Iraqi Government Waits for Iraq Study Group Report

The Iraqi government is concerned that the recommendations of the Iraq Study Group may have a negative impact on the administration of Prime Minister Nouri al-Maliki.

Copyright © 2006 NPR. For personal, noncommercial use only. See Terms of Use. For other uses, prior permission required.

DEBORAH AMOS, host:

Iraqi leaders are also awaiting the recommendations of the Iraq Study Group without much hope that they'll bring real change in the chaotic situation in their country. On the eve of the release of the report, Iraqi Prime Minister Nouri al-Maliki indicated he's prepared to preempt the expected recommendations with some initiatives of is own.

NPR's Corey Flintoff reports from Baghdad.

COREY FLINTOFF: Nouri al-Maliki is in a difficult situation. He has to retain the support of the Bush administration while convincing Iraqis that he is not just a puppet. His meeting with President Bush in Amman last week illustrates the problem. It helped to allay rumors that the U.S. has run out of patience with Maliki and would like to see him replaced. But it also prompted a boycott of parliament by members loyal to the anti-American cleric Moqtada al-Sadr.

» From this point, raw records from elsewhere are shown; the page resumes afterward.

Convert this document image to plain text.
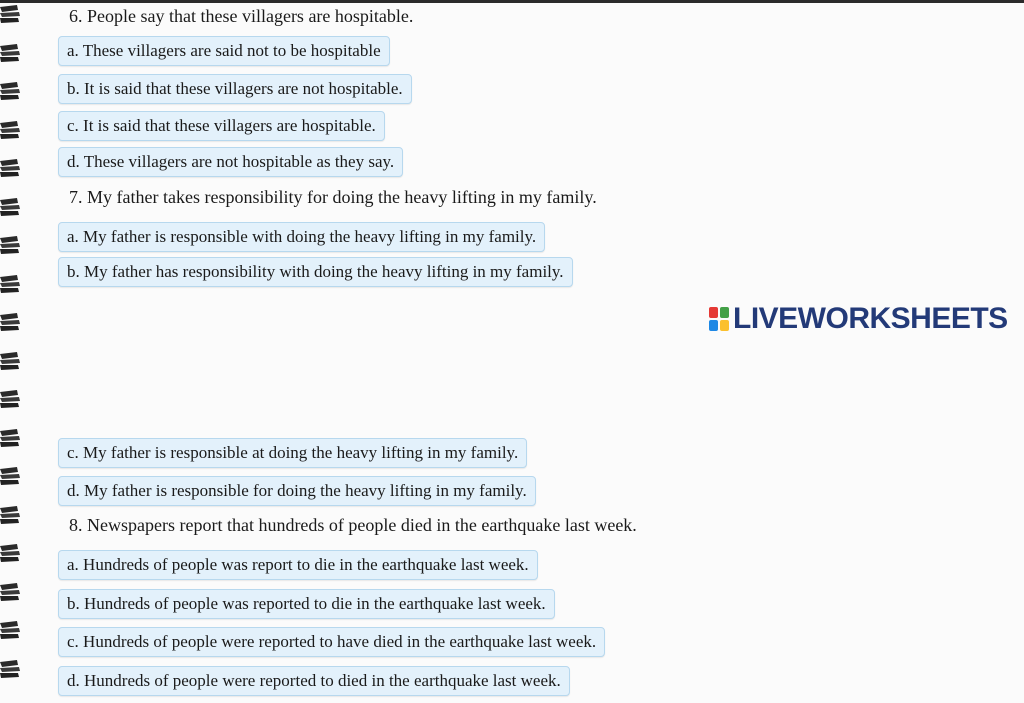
6. People say that these villagers are hospitable.
a. These villagers are said not to be hospitable
b. It is said that these villagers are not hospitable.
c. It is said that these villagers are hospitable.
d. These villagers are not hospitable as they say.
7. My father takes responsibility for doing the heavy lifting in my family.
a. My father is responsible with doing the heavy lifting in my family.
b. My father has responsibility with doing the heavy lifting in my family.
LIVEWORKSHEETS
c. My father is responsible at doing the heavy lifting in my family.
d. My father is responsible for doing the heavy lifting in my family.
8. Newspapers report that hundreds of people died in the earthquake last week.
a. Hundreds of people was report to die in the earthquake last week.
b. Hundreds of people was reported to die in the earthquake last week.
c. Hundreds of people were reported to have died in the earthquake last week.
d. Hundreds of people were reported to died in the earthquake last week.
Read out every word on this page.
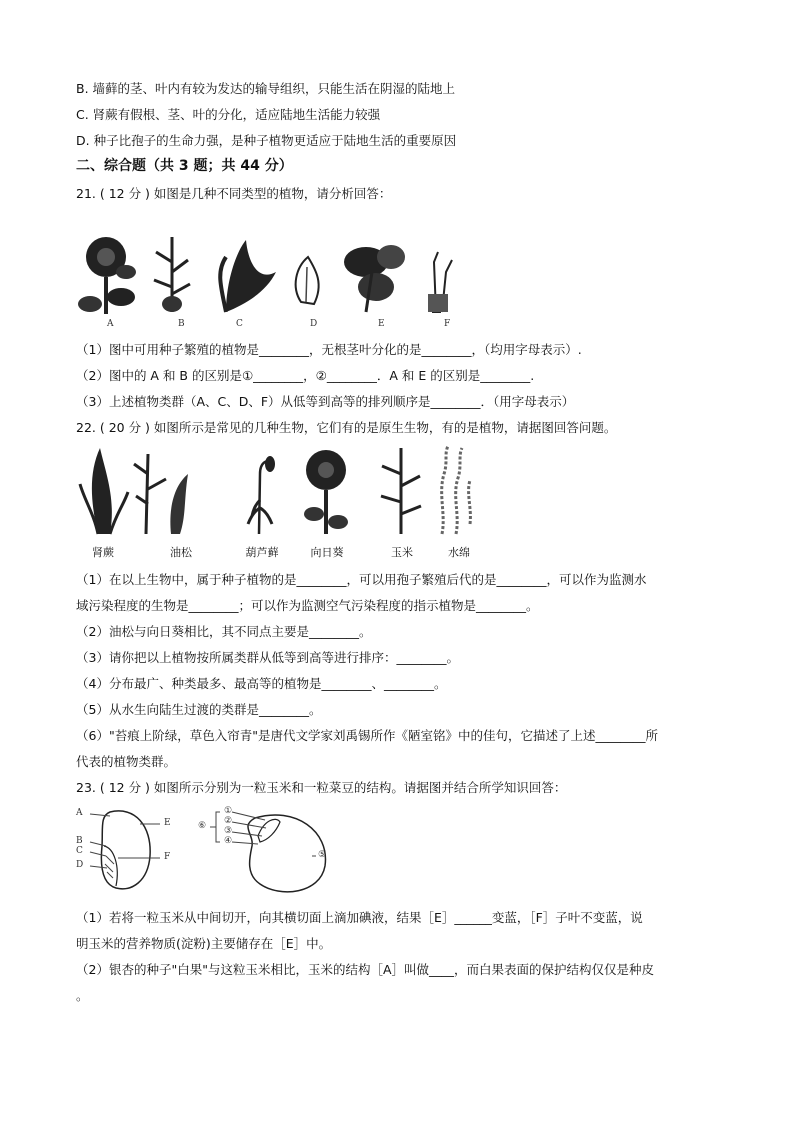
B. 墙藓的茎、叶内有较为发达的输导组织，只能生活在阴湿的陆地上
C. 肾蕨有假根、茎、叶的分化，适应陆地生活能力较强
D. 种子比孢子的生命力强，是种子植物更适应于陆地生活的重要原因
二、综合题（共 3 题；共 44 分）
21. ( 12 分 ) 如图是几种不同类型的植物，请分析回答：
A	B	C	D	E	F
（1）图中可用种子繁殖的植物是________，无根茎叶分化的是________，（均用字母表示）.
（2）图中的 A 和 B 的区别是①________，②________．A 和 E 的区别是________.
（3）上述植物类群（A、C、D、F）从低等到高等的排列顺序是________．（用字母表示）
22. ( 20 分 ) 如图所示是常见的几种生物，它们有的是原生生物，有的是植物，请据图回答问题。
肾蕨	油松	葫芦藓	向日葵	玉米	水绵
（1）在以上生物中，属于种子植物的是________，可以用孢子繁殖后代的是________，可以作为监测水
域污染程度的生物是________；可以作为监测空气污染程度的指示植物是________。
（2）油松与向日葵相比，其不同点主要是________。
（3）请你把以上植物按所属类群从低等到高等进行排序：________。
（4）分布最广、种类最多、最高等的植物是________、________。
（5）从水生向陆生过渡的类群是________。
（6）"苔痕上阶绿，草色入帘青"是唐代文学家刘禹锡所作《陋室铭》中的佳句，它描述了上述________所
代表的植物类群。
23. ( 12 分 ) 如图所示分别为一粒玉米和一粒菜豆的结构。请据图并结合所学知识回答：
A
B
C
D
E
F
①
②
③
④
⑤
⑥
（1）若将一粒玉米从中间切开，向其横切面上滴加碘液，结果［E］______变蓝，［F］子叶不变蓝，说
明玉米的营养物质(淀粉)主要储存在［E］中。
（2）银杏的种子"白果"与这粒玉米相比，玉米的结构［A］叫做____，而白果表面的保护结构仅仅是种皮
。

Maliki, like the Bush administration, has been adamantly opposed to the expected recommendation for an international conference on the Iraq crisis. He said it would be an affront to Iraq's voters and their self-determination if the country's fate were put into the hands of outsiders. Yesterday, though, he appeared to reverse himself.

Prime Minister NOURI AL-MALIKI (Iraq): (Speaking foreign language)

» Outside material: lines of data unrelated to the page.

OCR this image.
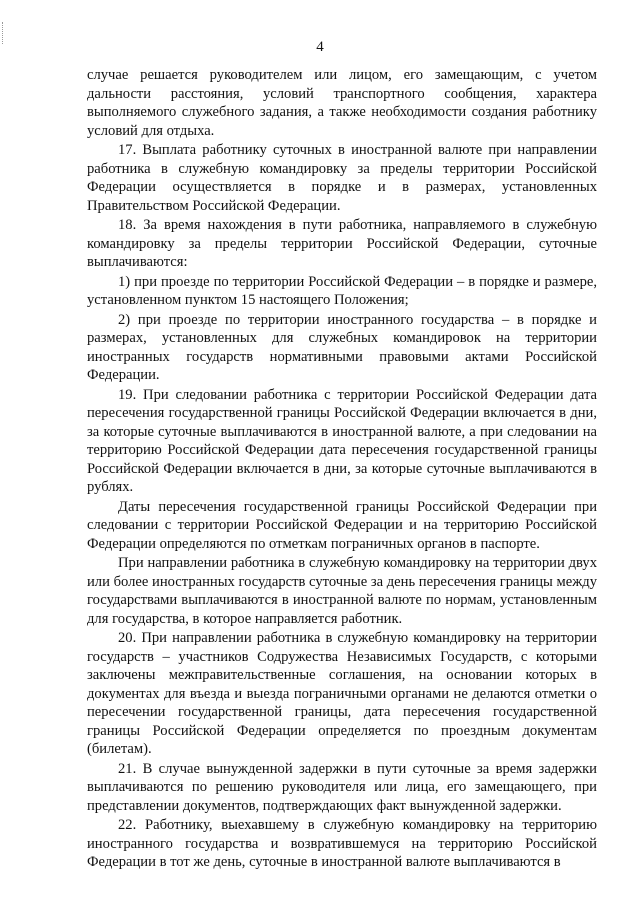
4

случае решается руководителем или лицом, его замещающим, с учетом дальности расстояния, условий транспортного сообщения, характера выполняемого служебного задания, а также необходимости создания работнику условий для отдыха.

17. Выплата работнику суточных в иностранной валюте при направлении работника в служебную командировку за пределы территории Российской Федерации осуществляется в порядке и в размерах, установленных Правительством Российской Федерации.

18. За время нахождения в пути работника, направляемого в служебную командировку за пределы территории Российской Федерации, суточные выплачиваются:

1) при проезде по территории Российской Федерации – в порядке и размере, установленном пунктом 15 настоящего Положения;

2) при проезде по территории иностранного государства – в порядке и размерах, установленных для служебных командировок на территории иностранных государств нормативными правовыми актами Российской Федерации.

19. При следовании работника с территории Российской Федерации дата пересечения государственной границы Российской Федерации включается в дни, за которые суточные выплачиваются в иностранной валюте, а при следовании на территорию Российской Федерации дата пересечения государственной границы Российской Федерации включается в дни, за которые суточные выплачиваются в рублях.

Даты пересечения государственной границы Российской Федерации при следовании с территории Российской Федерации и на территорию Российской Федерации определяются по отметкам пограничных органов в паспорте.

При направлении работника в служебную командировку на территории двух или более иностранных государств суточные за день пересечения границы между государствами выплачиваются в иностранной валюте по нормам, установленным для государства, в которое направляется работник.

20. При направлении работника в служебную командировку на территории государств – участников Содружества Независимых Государств, с которыми заключены межправительственные соглашения, на основании которых в документах для въезда и выезда пограничными органами не делаются отметки о пересечении государственной границы, дата пересечения государственной границы Российской Федерации определяется по проездным документам (билетам).

21. В случае вынужденной задержки в пути суточные за время задержки выплачиваются по решению руководителя или лица, его замещающего, при представлении документов, подтверждающих факт вынужденной задержки.

22. Работнику, выехавшему в служебную командировку на территорию иностранного государства и возвратившемуся на территорию Российской Федерации в тот же день, суточные в иностранной валюте выплачиваются в
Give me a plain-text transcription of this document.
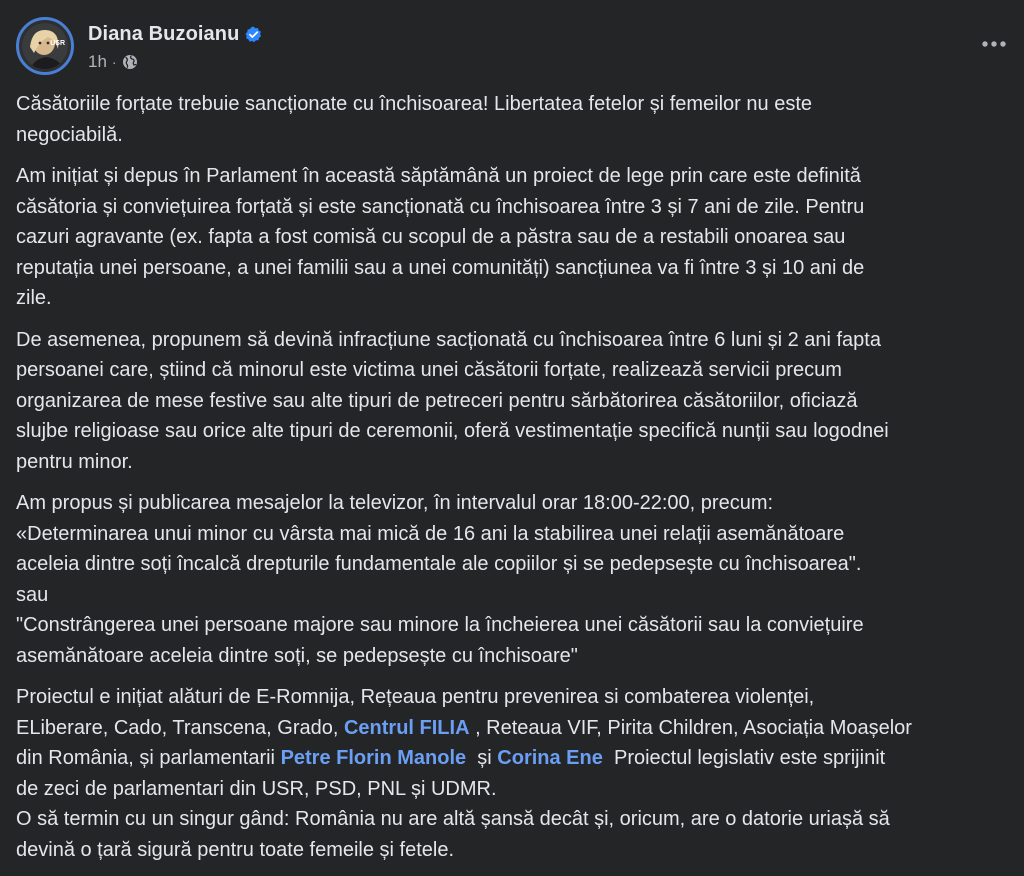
USR Diana Buzoianu
1h ·

Căsătoriile forțate trebuie sancționate cu închisoarea! Libertatea fetelor și femeilor nu este
negociabilă.

Am inițiat și depus în Parlament în această săptămână un proiect de lege prin care este definită
căsătoria și conviețuirea forțată și este sancționată cu închisoarea între 3 și 7 ani de zile. Pentru
cazuri agravante (ex. fapta a fost comisă cu scopul de a păstra sau de a restabili onoarea sau
reputația unei persoane, a unei familii sau a unei comunități) sancțiunea va fi între 3 și 10 ani de
zile.

De asemenea, propunem să devină infracțiune sacționată cu închisoarea între 6 luni și 2 ani fapta
persoanei care, știind că minorul este victima unei căsătorii forțate, realizează servicii precum
organizarea de mese festive sau alte tipuri de petreceri pentru sărbătorirea căsătoriilor, oficiază
slujbe religioase sau orice alte tipuri de ceremonii, oferă vestimentație specifică nunții sau logodnei
pentru minor.

Am propus și publicarea mesajelor la televizor, în intervalul orar 18:00-22:00, precum:
«Determinarea unui minor cu vârsta mai mică de 16 ani la stabilirea unei relații asemănătoare
aceleia dintre soți încalcă drepturile fundamentale ale copiilor și se pedepsește cu închisoarea".
sau
"Constrângerea unei persoane majore sau minore la încheierea unei căsătorii sau la conviețuire
asemănătoare aceleia dintre soți, se pedepsește cu închisoare"

Proiectul e inițiat alături de E-Romnija, Rețeaua pentru prevenirea si combaterea violenței,
ELiberare, Cado, Transcena, Grado, Centrul FILIA , Reteaua VIF, Pirita Children, Asociația Moașelor
din România, și parlamentarii Petre Florin Manole  și Corina Ene  Proiectul legislativ este sprijinit
de zeci de parlamentari din USR, PSD, PNL și UDMR.
O să termin cu un singur gând: România nu are altă șansă decât și, oricum, are o datorie uriașă să
devină o țară sigură pentru toate femeile și fetele.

FLINTOFF: Maliki told the news conference that he's already sent envoys to the neighboring Arab capitals to discuss holding a regional conference on ending the violence in Iraq. As an apparent demonstration of his independence, he said that such a conference should be held in Iraq, rejecting a suggestion from U.N. Secretary-General Kofi Annan that it would be more effective if it were held outside the war zone. Maliki didn't mention which countries would be engaged or whether the list would include Iran and Syria.

The Iraq Study Group is expected to call for a process that could lead to direct talks between the U.S. and those countries. That's something President Bush has strongly opposed and one recommendation he may not be willing to follow. At his news conference, Maliki also said that he plans to convene a national reconciliation conference later this month in an effort to bring the country's ethnic and political factions together around a common strategy for reverting an all out civil war.

Corey Flintoff, NPR News, Baghdad.

Copyright © 2006 NPR. All rights reserved. No quotes from the materials contained herein may be used in any media without attribution to NPR. This transcript is provided for personal, noncommercial use only, pursuant to our Terms of Use. Any other use requires NPR's prior permission. Visit our permissions page for further information.

NPR transcripts are created on a rush deadline by a contractor for NPR, and accuracy and availability may vary. This text may not be in its final form and may be updated or revised in the future. Please be aware that the authoritative record of NPR's programming is the audio.

Comments

 

Please keep your community civil. All comments must follow the NPR.org Community rules and terms of use, and will be moderated prior to posting. NPR reserves the right to use the comments we receive, in whole or in part, and to use the commenter's name and location, in any medium. See also the Terms of Use, Privacy Policy and Community FAQ.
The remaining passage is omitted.